Conceptually that makes sense to me but if you're already locked out of the phone how would you access the memory in the first place?


Open up the phone, solder leads to the memory bus?

EDIT: If you can access the real time clock chip and set the clock to a point in the future where the lockout has elapsed, that might work as well.


No. The memory in question is inside a special chip designed explicitly for the purpose of not allowing easy access.


Not allowing "easy" access is not the same as "no" access though. I could easily imagine a radar/MRI imaging system generating instructions for a cnc drilling rig that would make micrometer accurate holes through the chip packaging, then inserting extremely precise probes directly into the wires inside the package.

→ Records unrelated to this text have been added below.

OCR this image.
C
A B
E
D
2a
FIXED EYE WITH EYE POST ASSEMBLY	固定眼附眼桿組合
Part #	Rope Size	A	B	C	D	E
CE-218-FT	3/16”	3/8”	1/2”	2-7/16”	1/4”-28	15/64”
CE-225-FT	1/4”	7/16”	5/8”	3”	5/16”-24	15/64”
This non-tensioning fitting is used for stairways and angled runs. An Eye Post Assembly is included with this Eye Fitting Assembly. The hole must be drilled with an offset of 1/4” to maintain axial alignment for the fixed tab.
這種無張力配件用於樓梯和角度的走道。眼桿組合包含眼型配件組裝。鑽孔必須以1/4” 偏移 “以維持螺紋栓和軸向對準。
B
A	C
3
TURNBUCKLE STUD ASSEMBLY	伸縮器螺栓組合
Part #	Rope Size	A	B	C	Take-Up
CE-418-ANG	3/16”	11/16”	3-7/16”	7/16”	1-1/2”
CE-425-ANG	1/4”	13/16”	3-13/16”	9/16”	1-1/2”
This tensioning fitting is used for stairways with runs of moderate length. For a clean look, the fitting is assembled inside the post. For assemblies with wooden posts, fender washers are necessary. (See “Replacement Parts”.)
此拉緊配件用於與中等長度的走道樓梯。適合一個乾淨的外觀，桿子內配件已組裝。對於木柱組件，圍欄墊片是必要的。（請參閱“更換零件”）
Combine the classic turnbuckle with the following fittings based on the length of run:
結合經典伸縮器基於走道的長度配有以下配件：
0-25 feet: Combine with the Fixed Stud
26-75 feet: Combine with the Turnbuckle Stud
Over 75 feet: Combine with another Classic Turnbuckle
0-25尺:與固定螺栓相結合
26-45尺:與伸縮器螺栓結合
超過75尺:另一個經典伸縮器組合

I could also imagine a team of 5-10 engineers making such a system in a year (total costs <10 million), with 20-50 million in off-the-shelf hardware costs as a pessimistic estimate. As a company, you then "only" have to amortize this cost over 20 countries each wishing to crack the phones of 5 phones of high-profile criminals and/or dissidents each to get to an average cost of 600k per phone. It would easily be worth that much to the US to crack the phone of a high profile drug lord.

Long story short, private companies (even with as much resources as Apple) either need watertight mathematical proofs of security or accept that they stand no chance at all against nation state adversaries.